Rahmetli Aliya İzetbegoviç’ten bir alıntıyla başlayalım: “Hatırlama, ilerlemiş medeni halklar ile geri kalmış ilkel hakları birbirinden ayıran ölçüttür. Medeni halkların anıları vardır. Önemli olaylarını hatırlayan halklar, tarih dediğimiz şeye sahip olurlar.”
Başka bir deyişle: Geçmişlerine ait önemli olayları koruyan, gerektiğinde her türlü tehlikeyi göze alıp, onları yaşatan toplumlar medeni olabilirler. Korunacak, uğrunda fedakârlık göze alınacak, anıları olmayan halklar medeni olamazlar.

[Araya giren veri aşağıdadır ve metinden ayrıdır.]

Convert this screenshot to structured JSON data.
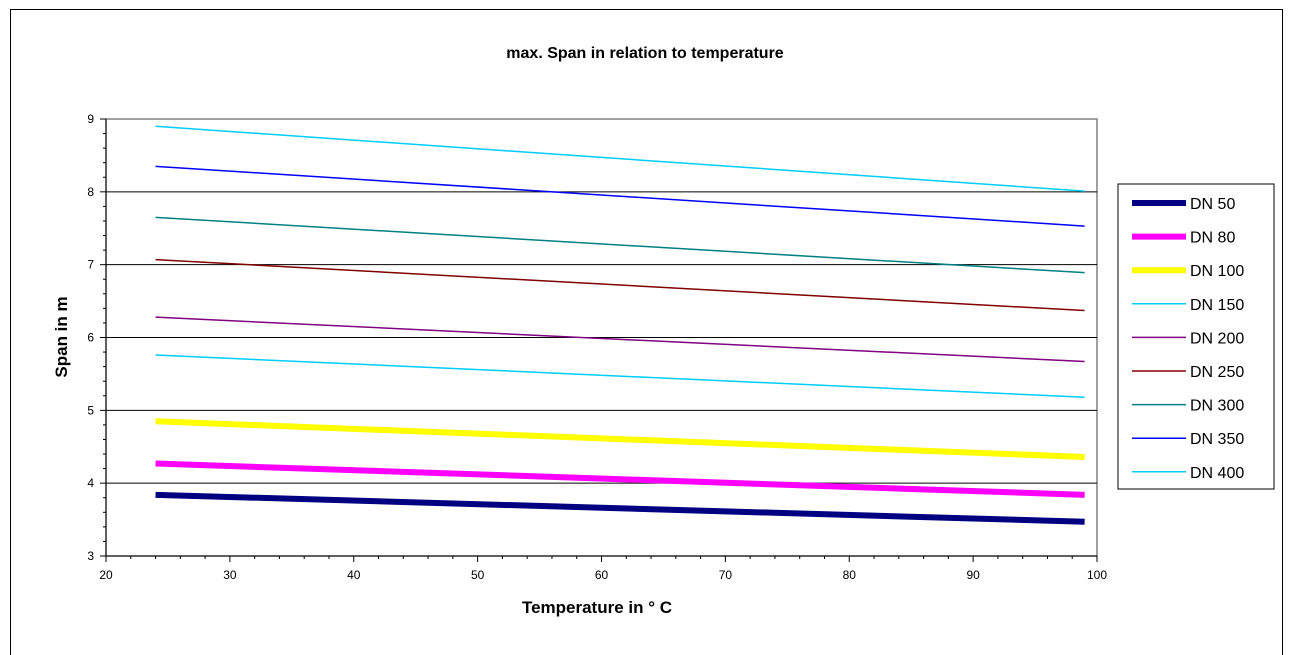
{
  "chart_data": {
    "type": "line",
    "title": "max. Span in relation to temperature",
    "xlabel": "Temperature in  ° C",
    "ylabel": "Span in m",
    "xlim": [
      20,
      100
    ],
    "ylim": [
      3,
      9
    ],
    "xticks": [
      20,
      30,
      40,
      50,
      60,
      70,
      80,
      90,
      100
    ],
    "yticks": [
      3,
      4,
      5,
      6,
      7,
      8,
      9
    ],
    "grid": "horizontal",
    "legend": "right",
    "series": [
      {
        "name": "DN 50",
        "color": "#000080",
        "x": [
          24,
          99
        ],
        "y": [
          3.84,
          3.47
        ]
      },
      {
        "name": "DN 80",
        "color": "#ff00ff",
        "x": [
          24,
          99
        ],
        "y": [
          4.27,
          3.84
        ]
      },
      {
        "name": "DN 100",
        "color": "#ffff00",
        "x": [
          24,
          99
        ],
        "y": [
          4.85,
          4.36
        ]
      },
      {
        "name": "DN 150",
        "color": "#00ccff",
        "x": [
          24,
          99
        ],
        "y": [
          5.76,
          5.18
        ]
      },
      {
        "name": "DN 200",
        "color": "#800080",
        "x": [
          24,
          99
        ],
        "y": [
          6.28,
          5.67
        ]
      },
      {
        "name": "DN 250",
        "color": "#800000",
        "x": [
          24,
          99
        ],
        "y": [
          7.07,
          6.37
        ]
      },
      {
        "name": "DN 300",
        "color": "#008080",
        "x": [
          24,
          99
        ],
        "y": [
          7.65,
          6.89
        ]
      },
      {
        "name": "DN 350",
        "color": "#0000ff",
        "x": [
          24,
          99
        ],
        "y": [
          8.35,
          7.53
        ]
      },
      {
        "name": "DN 400",
        "color": "#00ccff",
        "x": [
          24,
          99
        ],
        "y": [
          8.9,
          8.01
        ]
      }
    ]
  }
}
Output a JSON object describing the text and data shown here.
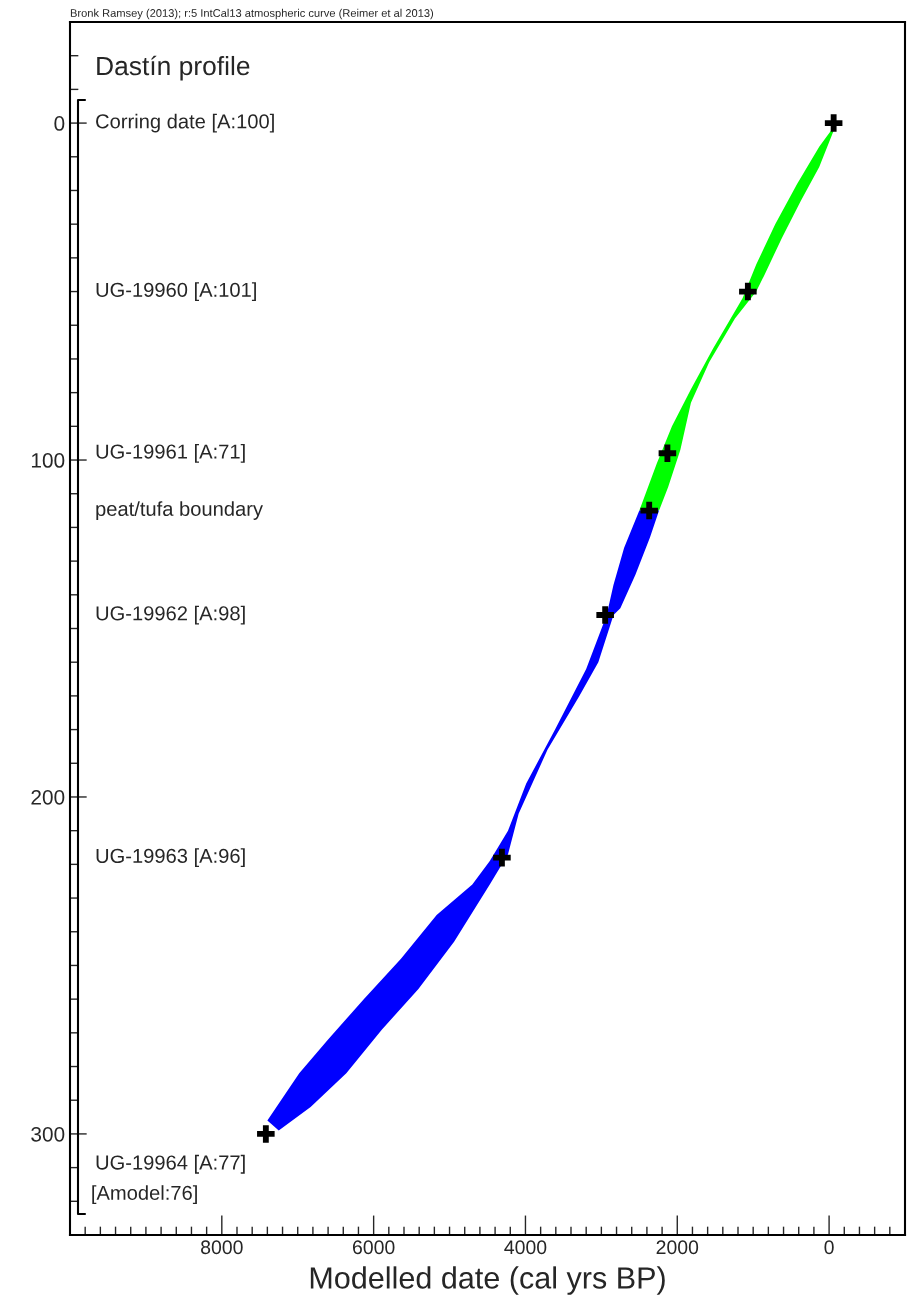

Biraz daha özetle söylemek gerekirse: “Biz kimiz?” sorusu, elbette “Biz kimdik?” sorusunun cevabına bağlıdır. Nietzsche bu durumu “geleceğini inşa etmek isteyen, geçmişini anlamlı kılar” diyerek ifade ediyor.
Öyleyse, bedeli ne olursa olsun, “bizi biz yapan” değerler; korunmalı, savunulmalı ve yaşatılmalıdır.
Bir milletin, korunmayı ve yaşatılmayı hak eden iki temel unsuru vardır. Bunlardan bir tanesi dil, diğeri...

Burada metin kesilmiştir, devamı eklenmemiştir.